Windows are different in Germany, too. And I love them. In Germany, you can turn the handle to open a window like a door or to crack it open at the top. I love this so much, and I can’t really explain why. In the US, windows typically slide up or down or to the side to open.

Eggs don’t need to be refrigerated 

How? Why? How? You really don’t have to refrigerate them? Are you sure you can just leave them on the counter? Even though I *know* that they’re safe to eat, I still can’t help but put mine in the refrigerator immediately after I buy them. It makes me too nervous. 
When it comes to the eggs themselves, there are sometimes surprises –  like chicken poop and feathers.

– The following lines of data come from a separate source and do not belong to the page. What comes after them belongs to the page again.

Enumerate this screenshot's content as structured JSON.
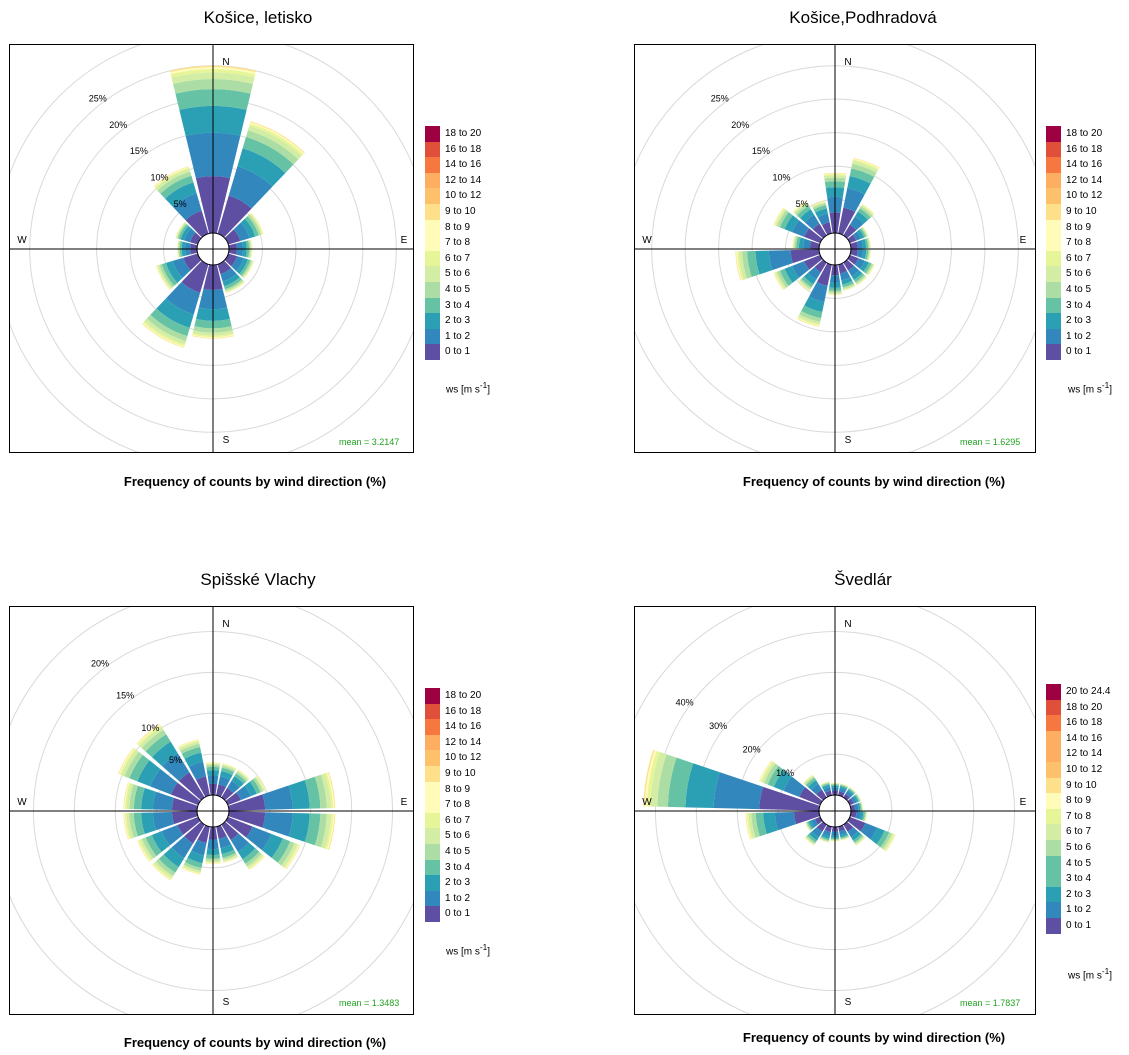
{
  "footer_label": "Frequency of counts by wind direction (%)",
  "unit_label": "ws [m s",
  "unit_exp": "-1",
  "compass": {
    "n": "N",
    "e": "E",
    "s": "S",
    "w": "W"
  },
  "palette": [
    "#5e4fa2",
    "#3288bd",
    "#2ba0b5",
    "#66c2a5",
    "#abdda4",
    "#d4eda4",
    "#e6f598",
    "#fffbb8",
    "#fee08b",
    "#fdc06b",
    "#fdae61",
    "#f6773f",
    "#e04f3a",
    "#9e0142"
  ],
  "chart_data": [
    {
      "type": "polar-bar",
      "title": "Košice, letisko",
      "mean_label": "mean = 3.2147",
      "ring_labels": [
        "5%",
        "10%",
        "15%",
        "20%",
        "25%"
      ],
      "rmax": 27.5,
      "legend": [
        "0 to 1",
        "1 to 2",
        "2 to 3",
        "3 to 4",
        "4 to 5",
        "5 to 6",
        "6 to 7",
        "7 to 8",
        "8 to 9",
        "9 to 10",
        "10 to 12",
        "12 to 14",
        "14 to 16",
        "16 to 18",
        "18 to 20"
      ],
      "directions": [
        0,
        30,
        60,
        90,
        120,
        150,
        180,
        210,
        240,
        270,
        300,
        330
      ],
      "totals": [
        25.0,
        17.5,
        5.5,
        3.5,
        4.0,
        4.5,
        11.0,
        13.0,
        6.5,
        3.0,
        3.5,
        10.5
      ]
    },
    {
      "type": "polar-bar",
      "title": "Košice,Podhradová",
      "mean_label": "mean = 1.6295",
      "ring_labels": [
        "5%",
        "10%",
        "15%",
        "20%",
        "25%"
      ],
      "rmax": 27.5,
      "legend": [
        "0 to 1",
        "1 to 2",
        "2 to 3",
        "3 to 4",
        "4 to 5",
        "5 to 6",
        "6 to 7",
        "7 to 8",
        "8 to 9",
        "9 to 10",
        "10 to 12",
        "12 to 14",
        "14 to 16",
        "16 to 18",
        "18 to 20"
      ],
      "directions": [
        0,
        20,
        40,
        60,
        80,
        100,
        120,
        140,
        160,
        180,
        200,
        220,
        240,
        260,
        280,
        300,
        320,
        340
      ],
      "totals": [
        9.0,
        11.5,
        5.5,
        3.0,
        3.0,
        3.0,
        4.0,
        4.0,
        4.0,
        4.5,
        9.5,
        5.0,
        7.5,
        12.5,
        4.0,
        7.5,
        6.0,
        5.0
      ]
    },
    {
      "type": "polar-bar",
      "title": "Spišské Vlachy",
      "mean_label": "mean = 1.3483",
      "ring_labels": [
        "5%",
        "10%",
        "15%",
        "20%"
      ],
      "rmax": 22.5,
      "legend": [
        "0 to 1",
        "1 to 2",
        "2 to 3",
        "3 to 4",
        "4 to 5",
        "5 to 6",
        "6 to 7",
        "7 to 8",
        "8 to 9",
        "9 to 10",
        "10 to 12",
        "12 to 14",
        "14 to 16",
        "16 to 18",
        "18 to 20"
      ],
      "directions": [
        0,
        20,
        40,
        60,
        80,
        100,
        120,
        140,
        160,
        180,
        200,
        220,
        240,
        260,
        280,
        300,
        320,
        340
      ],
      "totals": [
        4.0,
        4.0,
        4.0,
        5.0,
        13.0,
        13.0,
        9.5,
        6.5,
        4.5,
        4.5,
        6.0,
        8.0,
        8.0,
        9.0,
        9.0,
        10.5,
        10.5,
        7.0
      ]
    },
    {
      "type": "polar-bar",
      "title": "Švedlár",
      "mean_label": "mean = 1.7837",
      "ring_labels": [
        "10%",
        "20%",
        "30%",
        "40%"
      ],
      "rmax": 45,
      "legend": [
        "0 to 1",
        "1 to 2",
        "2 to 3",
        "3 to 4",
        "4 to 5",
        "5 to 6",
        "6 to 7",
        "7 to 8",
        "8 to 9",
        "9 to 10",
        "10 to 12",
        "12 to 14",
        "14 to 16",
        "16 to 18",
        "18 to 20",
        "20 to 24.4"
      ],
      "directions": [
        0,
        20,
        40,
        60,
        80,
        100,
        120,
        140,
        160,
        180,
        200,
        220,
        240,
        260,
        280,
        300,
        320,
        340
      ],
      "totals": [
        3.0,
        3.0,
        3.0,
        3.0,
        3.0,
        4.0,
        12.0,
        6.0,
        3.5,
        3.5,
        4.0,
        6.0,
        4.0,
        18.0,
        43.0,
        16.0,
        6.5,
        3.5
      ]
    }
  ]
}
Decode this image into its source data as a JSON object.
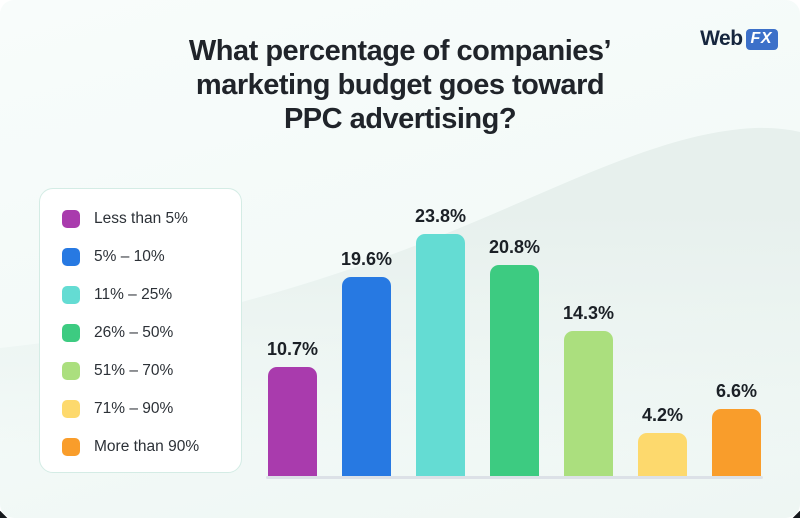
{
  "header": {
    "title_lines": [
      "What percentage of companies’",
      "marketing budget goes toward",
      "PPC advertising?"
    ],
    "logo": {
      "part1": "Web",
      "part2": "FX"
    }
  },
  "legend": {
    "items": [
      {
        "label": "Less than 5%",
        "color": "#a93bad"
      },
      {
        "label": "5% – 10%",
        "color": "#2779e2"
      },
      {
        "label": "11% – 25%",
        "color": "#64dcd3"
      },
      {
        "label": "26% – 50%",
        "color": "#3dcb81"
      },
      {
        "label": "51% – 70%",
        "color": "#abdf7e"
      },
      {
        "label": "71% – 90%",
        "color": "#fdd96d"
      },
      {
        "label": "More than 90%",
        "color": "#f99d2b"
      }
    ]
  },
  "chart_data": {
    "type": "bar",
    "title": "What percentage of companies’ marketing budget goes toward PPC advertising?",
    "categories": [
      "Less than 5%",
      "5% – 10%",
      "11% – 25%",
      "26% – 50%",
      "51% – 70%",
      "71% – 90%",
      "More than 90%"
    ],
    "values": [
      10.7,
      19.6,
      23.8,
      20.8,
      14.3,
      4.2,
      6.6
    ],
    "labels": [
      "10.7%",
      "19.6%",
      "23.8%",
      "20.8%",
      "14.3%",
      "4.2%",
      "6.6%"
    ],
    "colors": [
      "#a93bad",
      "#2779e2",
      "#64dcd3",
      "#3dcb81",
      "#abdf7e",
      "#fdd96d",
      "#f99d2b"
    ],
    "xlabel": "",
    "ylabel": "",
    "ylim": [
      0,
      25
    ],
    "grid": false,
    "axes_shown": false,
    "legend_position": "left",
    "data_labels": "above-bars"
  },
  "colors": {
    "card_bg": "#f3faf8",
    "hill": "#e7f0ed",
    "baseline": "#dce1e7",
    "text": "#20242a",
    "logo_badge": "#3c70c9",
    "legend_border": "#d4ece5"
  }
}
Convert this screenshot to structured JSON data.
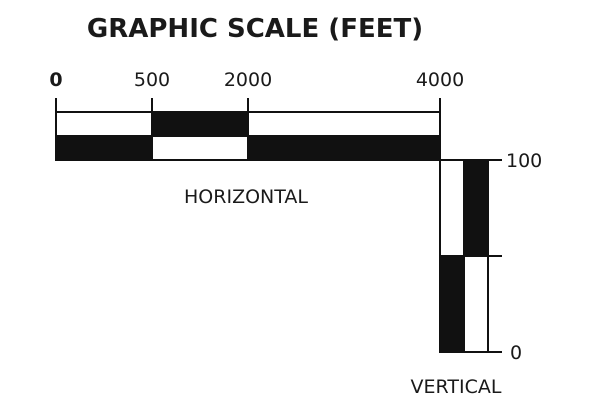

That is not something you see in the US, unless you live on a farm. I actually did grow up on a farm in Iowa, and my youngest brother raised chickens for awhile. I’ve seen eggs in their natural state, but most Americans have not. And even though they were fresh from the chicken coop, my family still refrigerated those eggs!

Water often isn’t free – And bathrooms may not be, either 

When you sit down at a restaurant in the US, you’re immediately brought a glass of tap water with lots of ice. You get as many refills as you want, and it doesn’t cost a cent. It’s a big shock to Americans traveling in Europe the first time they’re charged for water. And forget about ice! Even if it’s 100 degrees out, you’ll rarely find ice cubes for your drinks in Germany.

You can get tap water for free in Germany, but Americans don't really know how to ask for it. Most of the time we end up with a pricey bottle of mineral water. In the US, 99% of the time, you’re served still water. Sparkling water has become more popular now, but most Americans don’t know to ask for still or mineral water when in Germany. 
Then there are the bathrooms. Bathrooms in the US are free, and there are never attendants you need to tip unless you’re in a nightclub. I still distinctly remember the first time I paid a euro to use a toilet. It was a sad night. I would have rather saved that money for ice cream.